Estes e outros aspectos foram identificados e compreendidos por ele a partir da análise de homens neuróticos, mas que podem ser, ressalta, igualmente encontrados em homens normais. São eles: a divisão entre amor e desejo sexual, vividos separadamente com objetos diferentes, o desejo sexual com a prostituta e o amor ‘puro’, idealizado, com a esposa, mãe dos seus filhos. A mulher também será atraente ao homem tanto mais ela correr perigos e suscitar nele a necessidade de salvá-la e a experiência do ciúme, sentir que está sendo roubado de algo que é seu por direito, esta, uma emoção muito poderosa.

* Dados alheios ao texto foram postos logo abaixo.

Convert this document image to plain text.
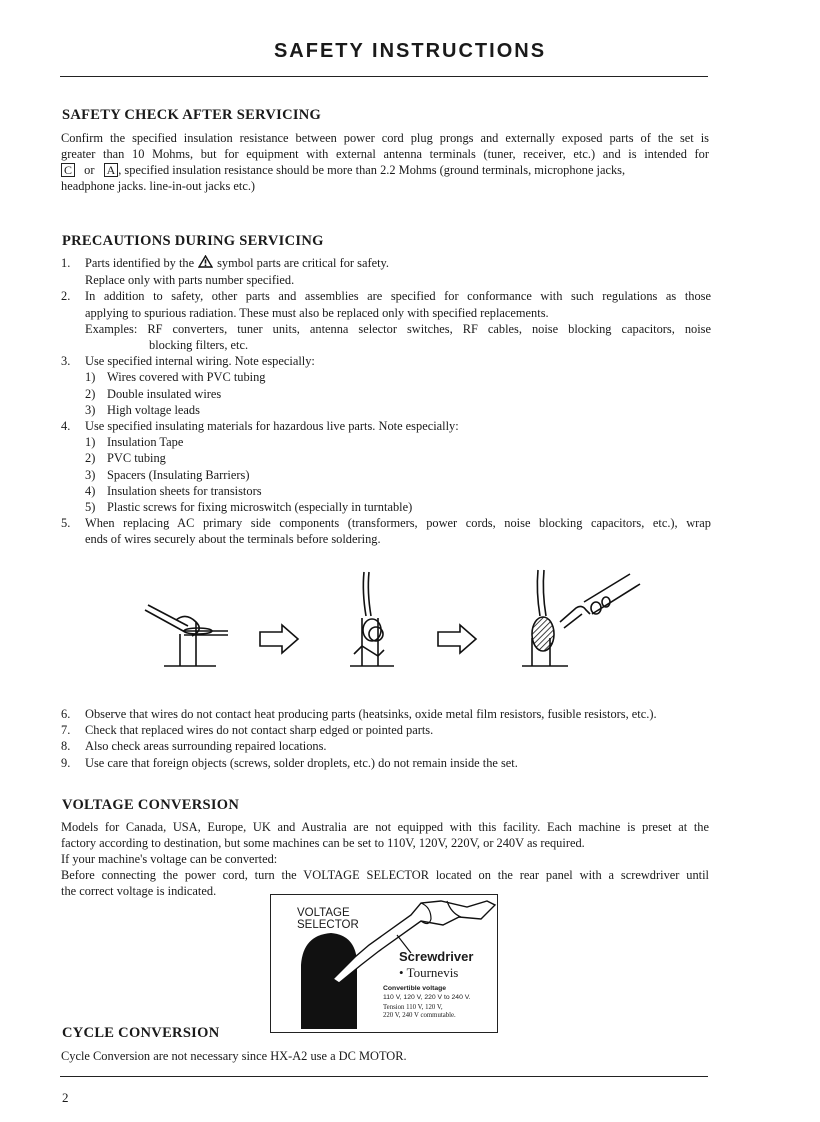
SAFETY INSTRUCTIONS
SAFETY CHECK AFTER SERVICING
Confirm the specified insulation resistance between power cord plug prongs and externally exposed parts of the set is
greater than 10 Mohms, but for equipment with external antenna terminals (tuner, receiver, etc.) and is intended for
C or A , specified insulation resistance should be more than 2.2 Mohms (ground terminals, microphone jacks,
headphone jacks. line-in-out jacks etc.)
PRECAUTIONS DURING SERVICING
1. Parts identified by the symbol parts are critical for safety.
Replace only with parts number specified.
2. In addition to safety, other parts and assemblies are specified for conformance with such regulations as those
applying to spurious radiation. These must also be replaced only with specified replacements.
Examples: RF converters, tuner units, antenna selector switches, RF cables, noise blocking capacitors, noise
blocking filters, etc.
3. Use specified internal wiring. Note especially:
1) Wires covered with PVC tubing
2) Double insulated wires
3) High voltage leads
4. Use specified insulating materials for hazardous live parts. Note especially:
1) Insulation Tape
2) PVC tubing
3) Spacers (Insulating Barriers)
4) Insulation sheets for transistors
5) Plastic screws for fixing microswitch (especially in turntable)
5. When replacing AC primary side components (transformers, power cords, noise blocking capacitors, etc.), wrap
ends of wires securely about the terminals before soldering.
6. Observe that wires do not contact heat producing parts (heatsinks, oxide metal film resistors, fusible resistors, etc.).
7. Check that replaced wires do not contact sharp edged or pointed parts.
8. Also check areas surrounding repaired locations.
9. Use care that foreign objects (screws, solder droplets, etc.) do not remain inside the set.
VOLTAGE CONVERSION
Models for Canada, USA, Europe, UK and Australia are not equipped with this facility. Each machine is preset at the
factory according to destination, but some machines can be set to 110V, 120V, 220V, or 240V as required.
If your machine's voltage can be converted:
Before connecting the power cord, turn the VOLTAGE SELECTOR located on the rear panel with a screwdriver until
the correct voltage is indicated.
VOLTAGE
SELECTOR
Screwdriver
• Tournevis
Convertible voltage
110 V, 120 V, 220 V to 240 V.
Tension 110 V, 120 V,
220 V, 240 V commutable.
CYCLE CONVERSION
Cycle Conversion are not necessary since HX-A2 use a DC MOTOR.
2
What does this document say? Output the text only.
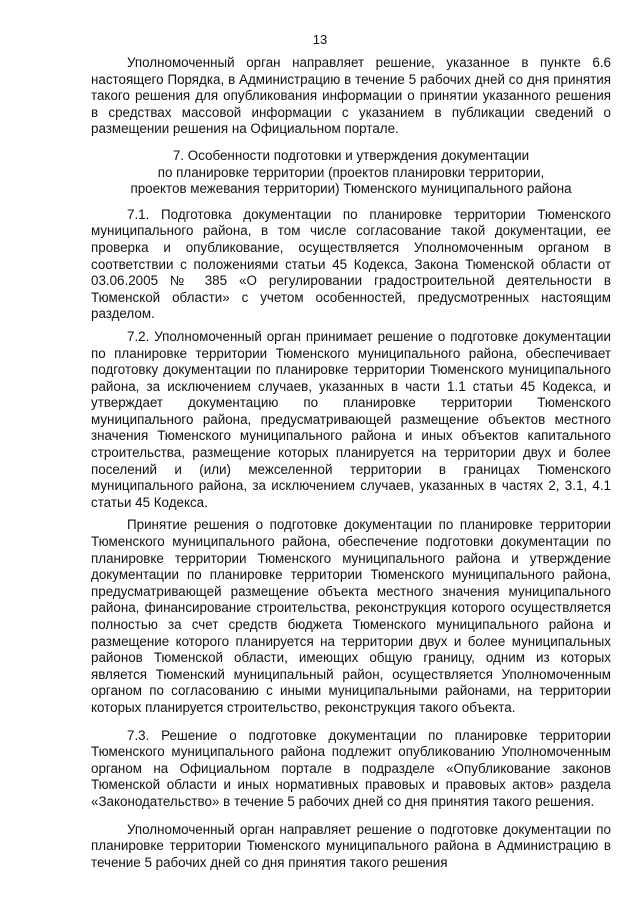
13

Уполномоченный орган направляет решение, указанное в пункте 6.6 настоящего Порядка, в Администрацию в течение 5 рабочих дней со дня принятия такого решения для опубликования информации о принятии указанного решения в средствах массовой информации с указанием в публикации сведений о размещении решения на Официальном портале.

7. Особенности подготовки и утверждения документации
по планировке территории (проектов планировки территории,
проектов межевания территории) Тюменского муниципального района

7.1. Подготовка документации по планировке территории Тюменского муниципального района, в том числе согласование такой документации, ее проверка и опубликование, осуществляется Уполномоченным органом в соответствии с положениями статьи 45 Кодекса, Закона Тюменской области от 03.06.2005 № 385 «О регулировании градостроительной деятельности в Тюменской области» с учетом особенностей, предусмотренных настоящим разделом.

7.2. Уполномоченный орган принимает решение о подготовке документации по планировке территории Тюменского муниципального района, обеспечивает подготовку документации по планировке территории Тюменского муниципального района, за исключением случаев, указанных в части 1.1 статьи 45 Кодекса, и утверждает документацию по планировке территории Тюменского муниципального района, предусматривающей размещение объектов местного значения Тюменского муниципального района и иных объектов капитального строительства, размещение которых планируется на территории двух и более поселений и (или) межселенной территории в границах Тюменского муниципального района, за исключением случаев, указанных в частях 2, 3.1, 4.1 статьи 45 Кодекса.

Принятие решения о подготовке документации по планировке территории Тюменского муниципального района, обеспечение подготовки документации по планировке территории Тюменского муниципального района и утверждение документации по планировке территории Тюменского муниципального района, предусматривающей размещение объекта местного значения муниципального района, финансирование строительства, реконструкция которого осуществляется полностью за счет средств бюджета Тюменского муниципального района и размещение которого планируется на территории двух и более муниципальных районов Тюменской области, имеющих общую границу, одним из которых является Тюменский муниципальный район, осуществляется Уполномоченным органом по согласованию с иными муниципальными районами, на территории которых планируется строительство, реконструкция такого объекта.

7.3. Решение о подготовке документации по планировке территории Тюменского муниципального района подлежит опубликованию Уполномоченным органом на Официальном портале в подразделе «Опубликование законов Тюменской области и иных нормативных правовых и правовых актов» раздела «Законодательство» в течение 5 рабочих дней со дня принятия такого решения.

Уполномоченный орган направляет решение о подготовке документации по планировке территории Тюменского муниципального района в Администрацию в течение 5 рабочих дней со дня принятия такого решения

Lembrei-me da fala de um amigo a respeito de como o homem está assustado com esta mulher liberada, que lutou por direitos iguais e parecem ter se esquecido de coisas que lhe eram características e próprias. As conquistas de trabalhar fora; a liberação sexual com o uso da pílula e, eu acrescento, com o número crescente de mulheres vivendo sozinhas e bem, refletindo o seu fortalecimento e o número galopante de divórcios, na sua maioria pedido pela mulher. Tudo isso sinaliza ao homem que a mulher precisa cada vez menos dele. (Ou não precisa mais nos mesmos moldes que antes).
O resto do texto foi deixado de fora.